The Tree I call Mother
Lucy Wairimu Mukuria
|||Psychologist||Policy Advocacy||Program Development and Management||Fundraising and Financial Management||Program Development||CEO and Founder||Global Expertise|| Ashoka Fellow|||
More of 2017 aha moments which came to me when I was NOT thinking about interventions around polarization of Kenyans during the election period. This tree I lovingly called mother because it taught me so much so fast just by being. Mother helped me to understand how as Kenyans we lost our sense of community and Ubuntu during the election period. How does mother appear dead in the trunk and have a live green brush as its crown? All around her there lay dry wood. They were branches which broke off because mother could no longer feed them and worse, she had to sacrifice them for her survival.

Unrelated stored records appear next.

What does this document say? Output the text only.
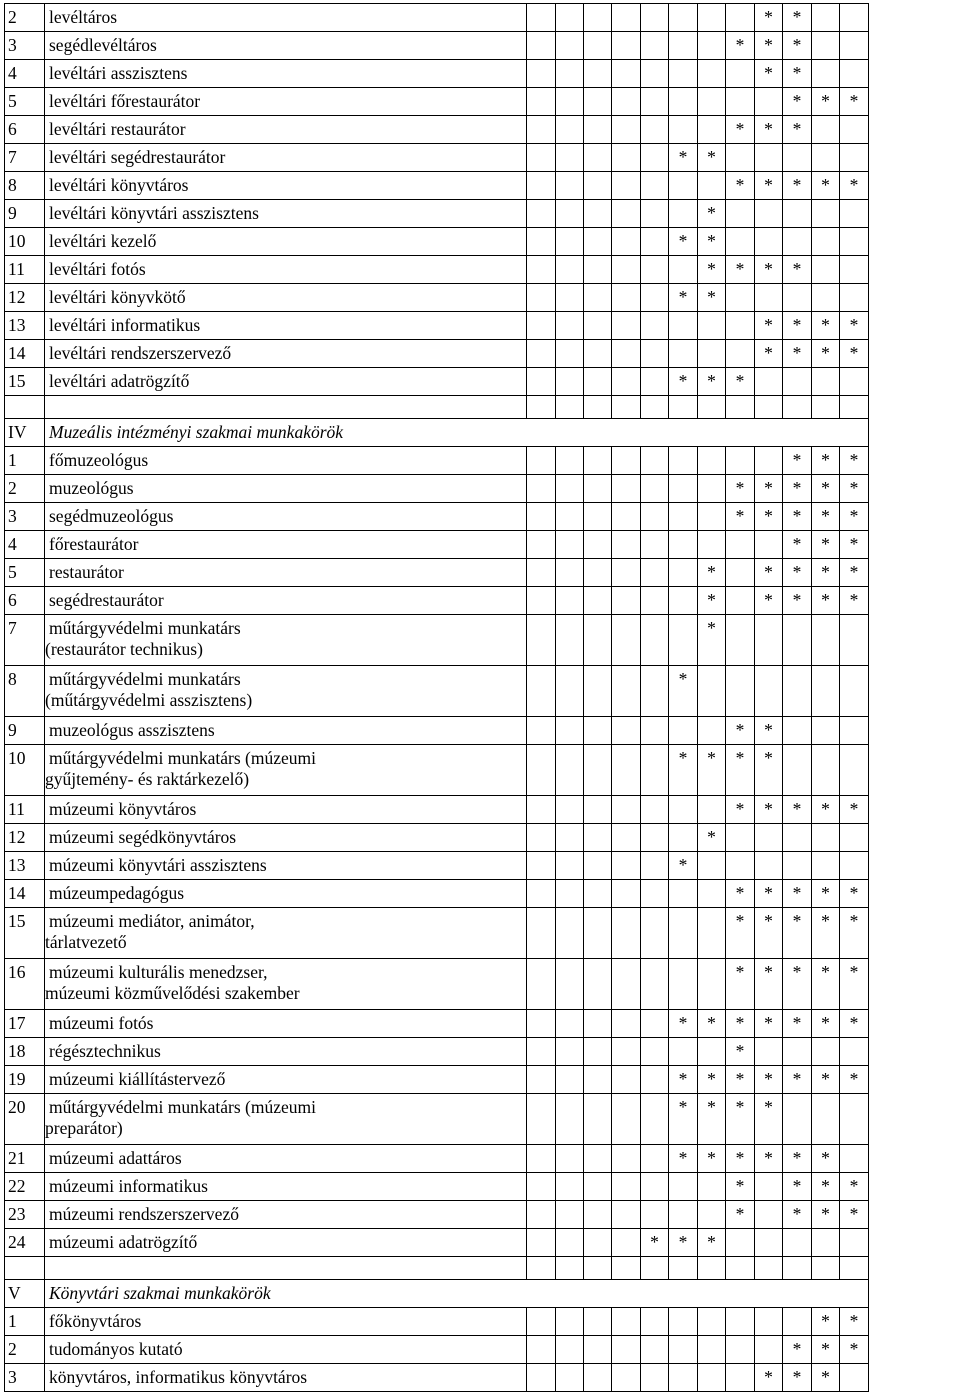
2	levéltáros									*	*		
3	segédlevéltáros								*	*	*		
4	levéltári asszisztens									*	*		
5	levéltári főrestaurátor										*	*	*
6	levéltári restaurátor								*	*	*		
7	levéltári segédrestaurátor						*	*					
8	levéltári könyvtáros								*	*	*	*	*
9	levéltári könyvtári asszisztens							*					
10	levéltári kezelő						*	*					
11	levéltári fotós							*	*	*	*		
12	levéltári könyvkötő						*	*					
13	levéltári informatikus									*	*	*	*
14	levéltári rendszerszervező									*	*	*	*
15	levéltári adatrögzítő						*	*	*				

IV	Muzeális intézményi szakmai munkakörök												
1	főmuzeológus										*	*	*
2	muzeológus								*	*	*	*	*
3	segédmuzeológus								*	*	*	*	*
4	főrestaurátor										*	*	*
5	restaurátor							*		*	*	*	*
6	segédrestaurátor							*		*	*	*	*
7	műtárgyvédelmi munkatárs
(restaurátor technikus)							*					
8	műtárgyvédelmi munkatárs
(műtárgyvédelmi asszisztens)						*						
9	muzeológus asszisztens								*	*			
10	műtárgyvédelmi munkatárs (múzeumi
gyűjtemény- és raktárkezelő)						*	*	*	*			
11	múzeumi könyvtáros								*	*	*	*	*
12	múzeumi segédkönyvtáros							*					
13	múzeumi könyvtári asszisztens						*						
14	múzeumpedagógus								*	*	*	*	*
15	múzeumi mediátor, animátor,
tárlatvezető								*	*	*	*	*
16	múzeumi kulturális menedzser,
múzeumi közművelődési szakember								*	*	*	*	*
17	múzeumi fotós						*	*	*	*	*	*	*
18	régésztechnikus								*				
19	múzeumi kiállítástervező						*	*	*	*	*	*	*
20	műtárgyvédelmi munkatárs (múzeumi
preparátor)						*	*	*	*			
21	múzeumi adattáros						*	*	*	*	*	*	
22	múzeumi informatikus								*		*	*	*
23	múzeumi rendszerszervező								*		*	*	*
24	múzeumi adatrögzítő					*	*	*					

V	Könyvtári szakmai munkakörök												
1	főkönyvtáros											*	*
2	tudományos kutató										*	*	*
3	könyvtáros, informatikus könyvtáros									*	*	*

What is interesting is that the flora around her is green and thriving. They do not feed off each other. On further investigation mother was brutalized. I literary climbed inside her from the bottom of her trunk. Which animal did this? I could see fur inside. There was a furry creature (s) that mother provided boarding to. She is mother. Was it the weather that ripped her open so leaving her open to invasion? Driven by the question about how she still maintained a live green brush as her crown refocused me. I scanned with my eyes and felt with my hands. Then I saw it. One root out of the several appeared supple and succulent. I touched it and it felt cool. It had green moss on top of it while the rest looked brown, flaky and ashy. This is how mother maintained her live green brush as her crown. She had one root which dug deep to supply her with just enough water and nutrients to stay alive during the dry seasons. I beg your pardon, during peace time. When the rains came, she would I am sure without a doubt in my bones blossom with a burst of green and self-repair. I wanted to experience mother more and decided to climb her. She was hard to navigate because the branches weaved and intertwined through each other guarding her trunk going upwards from the midsection. Mother had used her dry branches as a defense. Mother is us.